Posted on 11:13 by Unknown
If you're appalled by union-busting in Michigan, go here...
The real motive of Michigan's right-to-work champions, as former GOP legislator Bill Ballenger ruefully observed, is "pure greed" -- the determination to emasculate, once and for all, the Democratic Party's most reliable source of financial and organizational support.
The argument that right-to-work status makes states more competitive or prosperous is refuted by a mountain of evidence that shows right-to-work states trailing their union-friendly counterparts in key metrics like per capita wealth, poverty rates and health insurance coverage.
Precisely. Libertarian philosophy is the continual triumph of ideology over lived experience and empirical data. If "right to work" worked, why don't we see a lot of firms like Apple computers set up shop in Alabama? Why aren't the red states more prosperous than the blue states?

Consider: Unionization helps to place workers in health insurance programs. Non-insured workers rely on emergency room treatment, which the government pays for.

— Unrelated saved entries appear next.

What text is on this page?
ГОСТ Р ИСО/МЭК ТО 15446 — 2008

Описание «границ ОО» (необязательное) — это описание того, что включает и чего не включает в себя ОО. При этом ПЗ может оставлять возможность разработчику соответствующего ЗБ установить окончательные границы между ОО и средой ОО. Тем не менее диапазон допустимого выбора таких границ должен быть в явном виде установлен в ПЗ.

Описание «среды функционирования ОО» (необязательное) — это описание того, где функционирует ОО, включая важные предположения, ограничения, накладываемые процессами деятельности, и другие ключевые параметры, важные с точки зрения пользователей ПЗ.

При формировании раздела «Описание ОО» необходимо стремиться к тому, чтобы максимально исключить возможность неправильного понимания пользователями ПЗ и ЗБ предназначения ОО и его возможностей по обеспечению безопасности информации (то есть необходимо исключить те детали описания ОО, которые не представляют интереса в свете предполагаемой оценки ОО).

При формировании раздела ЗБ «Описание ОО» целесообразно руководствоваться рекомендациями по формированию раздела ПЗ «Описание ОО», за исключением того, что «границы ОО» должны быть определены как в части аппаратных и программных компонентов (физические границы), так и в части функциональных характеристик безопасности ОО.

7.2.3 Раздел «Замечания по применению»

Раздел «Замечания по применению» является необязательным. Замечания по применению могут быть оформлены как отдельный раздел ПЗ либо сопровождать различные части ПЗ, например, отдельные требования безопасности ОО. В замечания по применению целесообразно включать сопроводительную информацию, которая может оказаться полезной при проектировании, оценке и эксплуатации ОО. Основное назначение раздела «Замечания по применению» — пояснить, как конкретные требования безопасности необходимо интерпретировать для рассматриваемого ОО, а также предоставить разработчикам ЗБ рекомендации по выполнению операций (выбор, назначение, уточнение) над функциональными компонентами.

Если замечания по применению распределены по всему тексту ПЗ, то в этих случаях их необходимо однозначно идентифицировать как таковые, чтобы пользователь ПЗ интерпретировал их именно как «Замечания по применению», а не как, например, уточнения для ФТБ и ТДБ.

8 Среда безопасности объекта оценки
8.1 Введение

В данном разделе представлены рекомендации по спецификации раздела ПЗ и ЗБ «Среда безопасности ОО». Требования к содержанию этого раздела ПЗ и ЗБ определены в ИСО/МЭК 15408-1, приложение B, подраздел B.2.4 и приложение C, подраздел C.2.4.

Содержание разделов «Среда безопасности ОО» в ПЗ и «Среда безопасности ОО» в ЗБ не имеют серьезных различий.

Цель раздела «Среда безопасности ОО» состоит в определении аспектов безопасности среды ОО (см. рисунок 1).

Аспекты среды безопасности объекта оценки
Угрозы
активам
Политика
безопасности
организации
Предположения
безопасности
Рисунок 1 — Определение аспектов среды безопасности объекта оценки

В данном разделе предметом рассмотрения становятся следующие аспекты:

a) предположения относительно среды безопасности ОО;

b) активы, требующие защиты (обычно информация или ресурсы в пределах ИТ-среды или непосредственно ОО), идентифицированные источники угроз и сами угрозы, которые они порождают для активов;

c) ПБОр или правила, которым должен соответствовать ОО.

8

Thus, strong unions result in smaller government.

Germany is heavily unionized. In that country, union reps help to run major corporations. While nobody in Europe is sitting pretty right now (thanks, in large part, to continuing fall-out from the Wall Street-induced banking crisis), the Germans sit prettier than most others.

Folks in Michigan should contemplate one fact very carefully: Germany builds twice as many cars as the U.S. even though German workers earn twice the pay of American workers.
In 2010, Germany produced more than 5.5 million automobiles; the U.S produced 2.7 million. At the same time, the average auto worker in Germany made $67.14 per hour in salary in benefits; the average one in the U.S. made $33.77 per hour. Yet Germany’s big three car companies—BMW, Daimler (Mercedes-Benz), and Volkswagen—are very profitable.
There are “two overlapping sets of institutions” in Germany that guarantee high wages and good working conditions for autoworkers. The first is IG Metall, the country’s equivalent of the United Automobile Workers. Virtually all Germany’s car workers are members, and though they have the right to strike, they “hardly use it, because there is an elaborate system of conflict resolution that regularly is used to come to some sort of compromise that is acceptable to all parties,” according to Horst Mund, an IG Metall executive. The second institution is the German constitution, which allows for “works councils” in every factory, where management and employees work together on matters like shop floor conditions and work life.
Mund points out that this goes
against all mainstream wisdom of the neo-liberals. We have strong unions, we have strong social security systems, we have high wages. So, if I believed what the neo-liberals are arguing, we would have to be bankrupt, but apparently this is not the case. Despite high wages . . . despite our possibility to influence companies, the economy is working well in Germany.
When German companies set up shop in union-unfriendly areas of the U.S. -- there's a BMW plant in Spartanburg, South Carolina -- capitalism immediately goes back to its neo-liberal ways. Both wages and profits spiral down. Worse, workers are more reliant on welfare -- on government -- when local government offers subsidies and breaks to lure in corproations.

That outcome may seem counter-intuitive to those raised on neo-liberal orthodoxy, but facts are facts. Business thrives when workers are paid well, and they are paid well only when they have clout.